Virgin Atlantic will seek to ensure competition is protected once International Airlines Group, parent of rival British Airways, takes over Aer Lingus.
The Irish government recently agreed to sell its 25% stake in Aer Lingus to IAG, and 4.99% stakeholder Etihad Airways has agreed to do the same.
Virgin Atlantic’s chief executive, Craig Kreeger, speaking on the sidelines of the Iata annual meeting in Miami, told Reuters: “We expect that the transaction will ultimately reach conclusion, but we’d certainly love to see a hard look at what kind of remedies might be appropriate to allow competitive connectivity to Ireland to continue to exist.”
Virgin Atlantic partnered with Aer Lingus to operate domestic UK flights under the Little Red brand, although the service is being scrapped.
“We’ll just have to wait and see what Virgin’s relationship with Aer Lingus will look like after a takeover deal”, Kreeger said.
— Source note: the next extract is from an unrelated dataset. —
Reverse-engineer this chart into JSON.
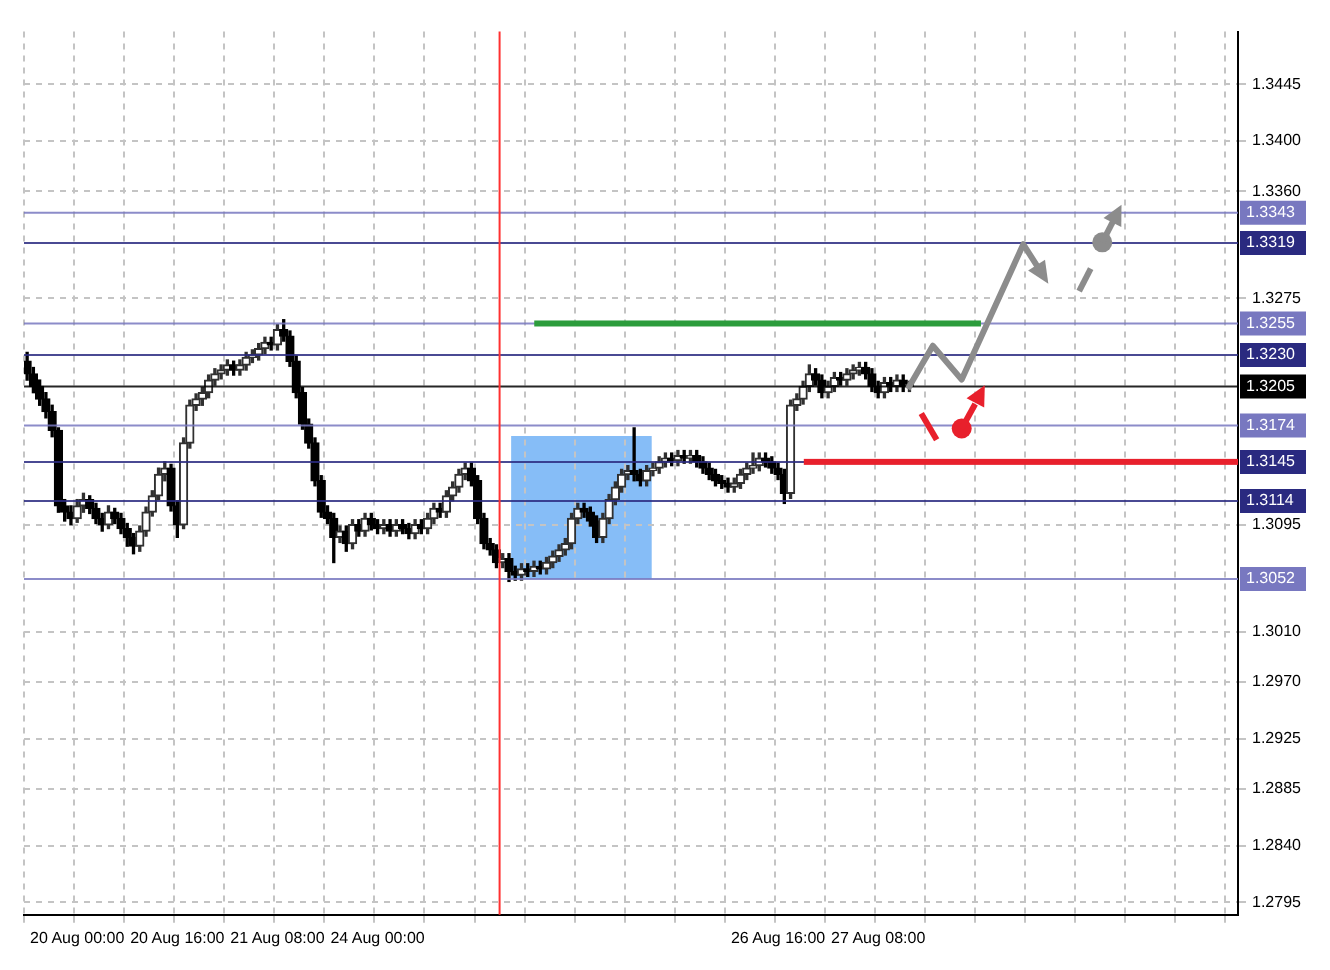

He added that joining Aer Lingus’s transatlantic operation with IAG’s, which already controls a significant amount of the North Atlantic market, was of concern to him.
In particular, he said the government could take action to allow for competitive pricing. He did not specify which government he was talking about.
“We just like to see customers have competitive alternatives, and we’d like to be a part of that,” Kreeger said.